Мы видим, что международное право превратилось в условность. Защита прав одних осуществляется путём попрания прав других. Демократия разрушена властью финансовых элит. Тотальная конкуренция разрушает нравственность. Идея всемирного просвещения уступила место войне цивилизаций.
Иными словами, претензии либерализма на универсальность общественной модели оказались ложными, обернулись утопией.
Система не справляется. Всё происходящее говорит об износе не только привычных политических механизмов, но и идеологии. Это значит, что в мировом масштабе грядёт трансформация политических институтов и смена идеологии, которая их обслуживает.
Это заставляет задуматься о реальном положении России в быстро меняющемся мире.
Мы помним, как в конце ХХ века спорили о соотношении западного и восточного в российском векторе развития. Но на смену проблеме «Запад-Восток» пришла проблема глобального Севера и глобального Юга. Север всё ещё навязывает Югу идею «универсального модерна», от имени которого сам и выступает, настаивая на существовании «правильной и неправильной сторон истории».

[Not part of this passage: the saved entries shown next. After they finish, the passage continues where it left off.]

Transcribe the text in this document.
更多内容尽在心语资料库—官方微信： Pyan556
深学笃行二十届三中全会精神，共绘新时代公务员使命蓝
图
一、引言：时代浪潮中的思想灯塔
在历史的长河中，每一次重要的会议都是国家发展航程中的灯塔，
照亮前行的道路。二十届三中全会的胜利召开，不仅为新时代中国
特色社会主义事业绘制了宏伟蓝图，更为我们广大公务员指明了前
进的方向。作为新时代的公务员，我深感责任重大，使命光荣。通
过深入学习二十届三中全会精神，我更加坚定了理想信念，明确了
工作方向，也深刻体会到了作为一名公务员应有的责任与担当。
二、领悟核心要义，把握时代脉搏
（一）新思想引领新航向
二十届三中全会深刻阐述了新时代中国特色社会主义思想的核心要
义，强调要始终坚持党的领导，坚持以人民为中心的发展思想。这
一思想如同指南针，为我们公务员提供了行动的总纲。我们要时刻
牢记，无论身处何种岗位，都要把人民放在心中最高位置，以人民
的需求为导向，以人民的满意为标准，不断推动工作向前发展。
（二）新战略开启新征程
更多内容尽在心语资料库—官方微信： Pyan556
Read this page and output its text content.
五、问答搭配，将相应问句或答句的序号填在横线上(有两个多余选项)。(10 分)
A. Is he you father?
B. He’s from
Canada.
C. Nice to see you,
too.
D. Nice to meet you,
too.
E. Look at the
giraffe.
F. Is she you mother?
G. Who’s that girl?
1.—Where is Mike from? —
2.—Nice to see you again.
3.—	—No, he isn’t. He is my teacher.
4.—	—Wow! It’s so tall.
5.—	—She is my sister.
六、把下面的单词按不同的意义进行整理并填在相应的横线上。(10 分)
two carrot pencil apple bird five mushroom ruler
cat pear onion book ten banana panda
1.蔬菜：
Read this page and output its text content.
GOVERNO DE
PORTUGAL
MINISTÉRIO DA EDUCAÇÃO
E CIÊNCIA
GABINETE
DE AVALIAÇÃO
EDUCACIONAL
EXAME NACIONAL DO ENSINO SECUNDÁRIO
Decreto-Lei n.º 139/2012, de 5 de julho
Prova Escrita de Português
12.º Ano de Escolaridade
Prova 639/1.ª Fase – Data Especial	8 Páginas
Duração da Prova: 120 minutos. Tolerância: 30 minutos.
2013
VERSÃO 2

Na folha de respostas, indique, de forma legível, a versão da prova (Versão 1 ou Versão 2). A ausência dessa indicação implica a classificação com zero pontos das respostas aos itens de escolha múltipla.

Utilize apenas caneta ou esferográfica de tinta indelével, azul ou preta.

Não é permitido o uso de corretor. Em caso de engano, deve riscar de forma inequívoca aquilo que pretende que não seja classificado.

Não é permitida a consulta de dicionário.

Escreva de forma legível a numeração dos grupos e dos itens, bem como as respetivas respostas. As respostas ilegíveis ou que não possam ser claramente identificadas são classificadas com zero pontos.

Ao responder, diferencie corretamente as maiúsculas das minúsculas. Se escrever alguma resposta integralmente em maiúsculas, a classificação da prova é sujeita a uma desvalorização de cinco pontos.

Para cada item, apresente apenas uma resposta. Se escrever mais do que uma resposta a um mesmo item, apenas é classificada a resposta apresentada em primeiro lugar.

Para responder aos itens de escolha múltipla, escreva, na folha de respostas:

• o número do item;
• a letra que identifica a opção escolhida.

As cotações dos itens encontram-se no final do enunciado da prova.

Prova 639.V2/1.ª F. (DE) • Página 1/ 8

Юг не верит Северу, идеология Севера буксует, в ней всё больше противоречий.
Россия занимает особое положение. В области культурного и научного потенциала, военных технологий мы – Север, а по экономическому положению и культурному влиянию – Юг. И западническая, и евразийская идеи учитывают лишь одну из сторон нашего самопозиционирования. На самом деле Россия не Север и не Юг, а Центр. И вот почему Север реализует идею господства, Юг исторически находится в вассальном положении. Но России не присуще ни господство, ни подчинение. Мы унаследовали византийский принцип культурной мозаики и равноправия культур. В своих истоках это христианский принцип.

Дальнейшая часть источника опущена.